"Now you see it, now you don't. It's kinda like that. #238's proximity to a private business puts in great danger of being removed in the future. Then again, so could any of the other markers. Considering this marker's great text, I was expecting something a little more exciting. Nearly two centuries ago, this view was nothing but pasture land. Today, it is awarded the austere view of a shopping center." -- Journal Entry, August 2007
Original Date Visited: 8/23/07
Notes: Ah, . This is one of the trickier markers we've conquered. First off, the SHPO doesn't help matters ...
"0.5 miles south of Longley Lane".
These directions are pretty piddly and don't do much because this marker is so well hidden. In fact we found this one on accident and we're convinced that if that stoplight hadn't turned red, we'd still be looking for it today. This is one of those you-see-it-or-you-don't markers.

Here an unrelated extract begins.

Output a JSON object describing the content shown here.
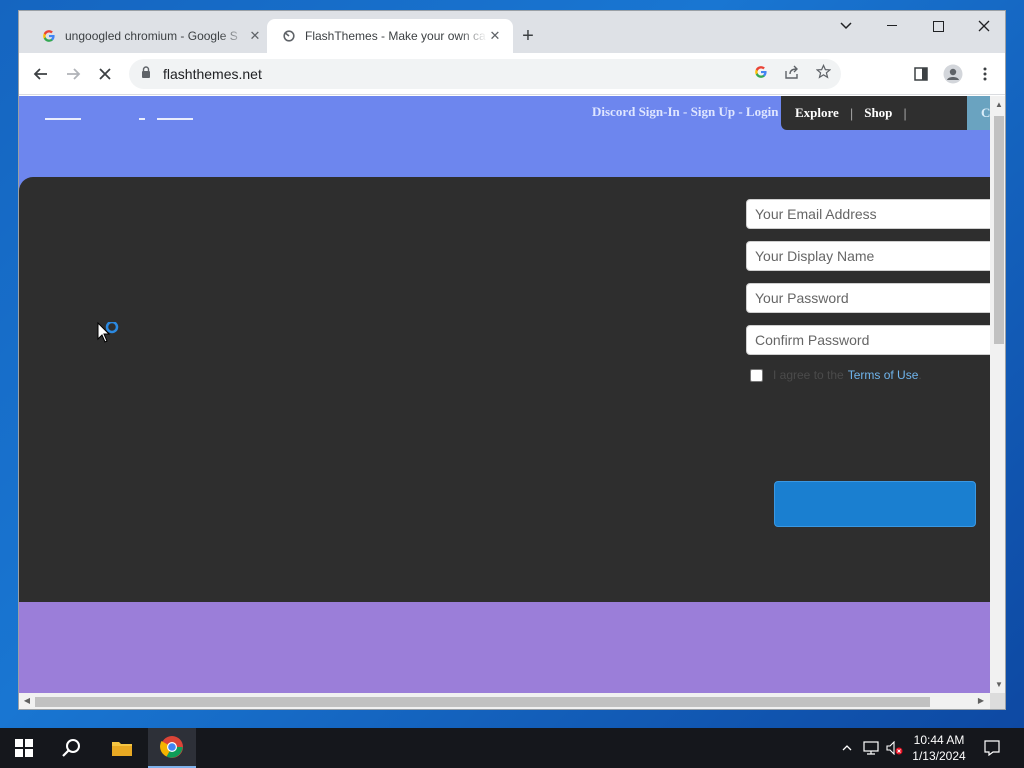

- Whether you're traveling north or southbound on S. Virginia St. carry on until you reach the stoplight for "South Meadows Shopping Center." Look directly west to the two-story house to find the marker set back at least a hundred yards from the Virginia Street frontage. What may look like a gun shop is actually the old home of Granville Huffaker, founder of the Huffaker ranch and soon-to-be townsite. Betcha didn't expect that one!
Before the arrival, 1858, of Granville W. Huffaker driving 500 head of cattle into the Truckee Meadows, the principal settlers were Mormons. The Comstock Lode and its mining needs focused attention on the valley. Huffaker established his ranch in 1859. Langton's Stage Line and the first Post Office were functioning by 1862. For ten years Huffaker's was a most active stage-stop and a center for a community. The school house was constructed in 1868. Bachelors of a jolly nature gathered here for dancing, horse-racing and "Land Squabbles." The Athenian Literary Society flourished for the more cultured. In 1875 the "Bonanza Kings" completed their Pacific Lumber and Flume operation from the Lake Tahoe Basin. For fifteen miles trestled logs were propelled "by waters rushing faster than any train." At the terminus of the flume, the Virginia and Truckee Railroad opened a depot and telegraph office and constructed a spur where workers transferred timbers.